Value Chain Analysis
The value chain is a systematic approach to examining the development of competitive advantage. It was created by M. E. Porter in his book, Competitive Advantage (1980). The chain consists of a series of activities that create and build value. They culminate in the total value delivered by an organisation.
The 'margin' depicted in the diagram is the same as added value. The organisation is split into 'primary activities' and 'support activities.' Also see value curve.
Here goods are received from a company's suppliers. They are stored until they are needed on the production/assembly line. Goods are moved around the organisation.

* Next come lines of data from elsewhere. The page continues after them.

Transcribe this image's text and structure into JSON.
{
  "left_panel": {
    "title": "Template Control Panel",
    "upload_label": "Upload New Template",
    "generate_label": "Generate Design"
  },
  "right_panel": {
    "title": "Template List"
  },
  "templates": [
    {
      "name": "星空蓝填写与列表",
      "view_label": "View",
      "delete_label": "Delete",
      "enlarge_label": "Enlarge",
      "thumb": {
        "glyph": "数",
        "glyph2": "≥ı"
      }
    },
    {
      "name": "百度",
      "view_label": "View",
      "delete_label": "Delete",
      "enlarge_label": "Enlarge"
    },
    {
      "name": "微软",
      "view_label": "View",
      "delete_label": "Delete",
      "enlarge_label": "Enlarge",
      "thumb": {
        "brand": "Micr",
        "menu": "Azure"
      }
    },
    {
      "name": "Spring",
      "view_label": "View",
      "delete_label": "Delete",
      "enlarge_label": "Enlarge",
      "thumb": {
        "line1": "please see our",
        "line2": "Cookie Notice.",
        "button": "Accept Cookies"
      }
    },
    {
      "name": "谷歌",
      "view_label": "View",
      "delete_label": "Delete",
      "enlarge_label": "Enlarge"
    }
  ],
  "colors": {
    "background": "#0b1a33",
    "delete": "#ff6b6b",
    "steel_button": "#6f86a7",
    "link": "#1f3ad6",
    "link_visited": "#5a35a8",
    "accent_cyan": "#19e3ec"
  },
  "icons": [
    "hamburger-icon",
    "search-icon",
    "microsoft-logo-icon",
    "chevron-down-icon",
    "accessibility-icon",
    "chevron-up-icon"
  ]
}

This is where goods are manufactured or assembled. Individual operations could include room service in an hotel, packing of books/videos/games by an online retailer, or the final tune for a new car's engine.
The goods are now finished, and they need to be sent along the supply chain to wholesalers, retailers or the final consumer.
Marketing and Sales.
In true customer orientated fashion, at this stage the organisation prepares the offering to meet the needs of targeted customers. This area focuses strongly upon marketing communications and the promotions mix.
This includes all areas of service such as installation, after-sales service, complaints handling, training and so on.
This function is responsible for all purchasing of goods, services and materials. The aim is to secure the lowest possible price for purchases of the highest possible quality. They will be responsible for outsourcing (components or operations that would normally be done in-house are done by other organisations), and ePurchasing (using IT and web-based technologies to achieve procurement aims).
Technology is an important source of competitive advantage. Companies need to innovate to reduce costs and to protect and sustain competitive advantage. This could include production technology, Internet marketing activities, lean manufacturing, Customer Relationship Management (CRM), and many other technological developments.
Human Resource Management (HRM).
Employees are an expensive and vital resource. An organisation would manage recruitment and s election, training and development, and rewards and remuneration. The mission and objectives of the organisation would be driving force behind the HRM strategy.
This activity includes and is driven by corporate or strategic planning. It includes the Management Information System (MIS), and other mechanisms for planning and control such as the accounting department.